Die US-Marine hat nach eigenen Angaben mit der von US-Präsident Donald Trump angeordneten Befreiung festsitzender Schiffe begonnen. Zwei Lenkwaffenzerstörer seien durch die vom Iran blockierte Straße von Hormus in den Persischen Golf eingefahren, teilte das für Nahost zuständige Regionalkommando Centcom auf dem Portal X mit.
Die Schiffe unterstützten die Mission »Project Freedom«, hieß es weiter. So wird der US-Marineeinsatz genannt, den Trump angekündigt hatte. Durch den Einsatz der beiden Kriegsschiffe hätten zwei unter US-Flagge
fahrende Handelsschiffe »erfolgreich« die Straße von Hormus passiert.
US-Militär weist Berichte über iranischen Beschuss von Booten zurück
Ziel des Einsatzes soll sein, internationale Schiffe aus der Straße von Hormus hinaus zu »geleiten«. Centcom-Kommandeur Brad Cooper sagte, die Unterstützung der Mission sei für
die regionale Sicherheit und die Weltwirtschaft unerlässlich.

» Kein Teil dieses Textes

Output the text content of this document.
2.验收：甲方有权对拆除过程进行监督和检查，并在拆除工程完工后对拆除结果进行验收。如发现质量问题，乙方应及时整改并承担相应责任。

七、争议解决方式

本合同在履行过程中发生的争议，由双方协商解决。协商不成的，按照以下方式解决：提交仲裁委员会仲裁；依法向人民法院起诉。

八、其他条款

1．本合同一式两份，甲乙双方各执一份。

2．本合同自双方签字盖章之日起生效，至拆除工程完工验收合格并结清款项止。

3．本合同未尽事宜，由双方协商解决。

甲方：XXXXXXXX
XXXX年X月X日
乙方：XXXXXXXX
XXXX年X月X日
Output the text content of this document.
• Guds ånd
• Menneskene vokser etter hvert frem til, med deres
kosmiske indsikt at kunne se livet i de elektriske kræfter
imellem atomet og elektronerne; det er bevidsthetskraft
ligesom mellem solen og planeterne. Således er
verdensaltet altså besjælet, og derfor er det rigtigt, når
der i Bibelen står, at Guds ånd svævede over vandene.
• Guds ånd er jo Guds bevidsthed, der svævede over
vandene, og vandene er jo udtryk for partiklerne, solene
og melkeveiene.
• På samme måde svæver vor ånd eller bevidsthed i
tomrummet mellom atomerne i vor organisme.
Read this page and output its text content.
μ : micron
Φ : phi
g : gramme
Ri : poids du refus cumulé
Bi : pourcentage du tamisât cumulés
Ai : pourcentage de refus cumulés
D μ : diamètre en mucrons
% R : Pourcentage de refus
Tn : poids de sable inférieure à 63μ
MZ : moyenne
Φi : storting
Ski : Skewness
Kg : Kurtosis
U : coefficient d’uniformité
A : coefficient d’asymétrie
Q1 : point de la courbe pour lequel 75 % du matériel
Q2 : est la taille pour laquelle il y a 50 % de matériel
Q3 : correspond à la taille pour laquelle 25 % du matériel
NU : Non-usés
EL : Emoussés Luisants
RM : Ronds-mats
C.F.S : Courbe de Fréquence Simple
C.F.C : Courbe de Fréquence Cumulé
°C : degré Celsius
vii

Die USA würden dafür 15.000 Soldaten, mehr als 100 Flugzeuge
sowie Kriegsschiffe und Drohnen einsetzen. »Die amerikanischen
Streitkräfte unterstützen aktiv die Bemühungen, die Durchfahrt
für die Handelsschifffahrt wiederherzustellen«, hieß es in der
Mitteilung.
Der Einsatz erhöht die Gefahr einer direkten
militärischen Konfrontation zwischen den USA und dem Iran in der
strategisch wichtigen Meerenge. Zuvor hatte die Regierung in
Teheran noch erklärt, sie habe ein US-Kriegsschiff an der
Einfahrt in den Golf gehindert. Das wurde vom US-Militär dementiert. Ein
ranghoher iranischer Insider sagte der Nachrichtenagentur
Reuters, der Iran habe einen Warnschuss abgegeben. Es sei
unklar, ob das Kriegsschiff beschädigt worden sei. Die
halbamtliche iranische Nachrichtenagentur Fars meldete, zwei
Raketen hätten das Schiff nahe dem Hafen von Dschask am
südlichen Eingang der Meerenge getroffen. Das US-Militär wies die
Berichte als falsch zurück.
Ein Vertreter des iranischen Militärs hatte nach der Ankündigung von
US-Präsident Trump zu »Project Freedom« mit Angriffen auf das
US-Militär gedroht, sollte es sich
der Straße von Hormus annähern oder in sie einfahren.
Raketenalarm in den Emiraten
Kurz nach der berichteten Durchfahrt der US-Schiffe war in den
Vereinigten Arabischen Emirate erstmals seit Beginn der Waffenruhe
vorübergehend ein Raketenalarm ausgelöst worden. Die lokalen Behörden wiesen
Einwohnerinnen und Einwohner an, umgehend Schutz zu suchen. Berichte
über Opfer oder Schäden gab es nicht, später wurde Entwarnung gegeben.
Die mit den Revolutionsgarden verbundene Nachrichtenagentur Tasnim meldete zudem, dass die iranische Armee in der Straße von Hormus
eine neue Kontrollzone festgelegt habe. Tasnim veröffentlichte
dazu beim Onlinedienst Telegram eine Karte, die den Bereich ausweist. Sie reicht
demnach von der iranischen Insel Gheschm südlich im Persischen Golf bis
nach Umm al-Kaiwain an die Nordwestküste der Vereinigten Arabischen Emirate. Weiter östlich im Golf von Oman definiert die iranische Marine
das Kontrollgebiet vom iranischen Küstenort Kuh-e Mobarak südlich bis
zur emiratischen Hafenstadt Fudschaira.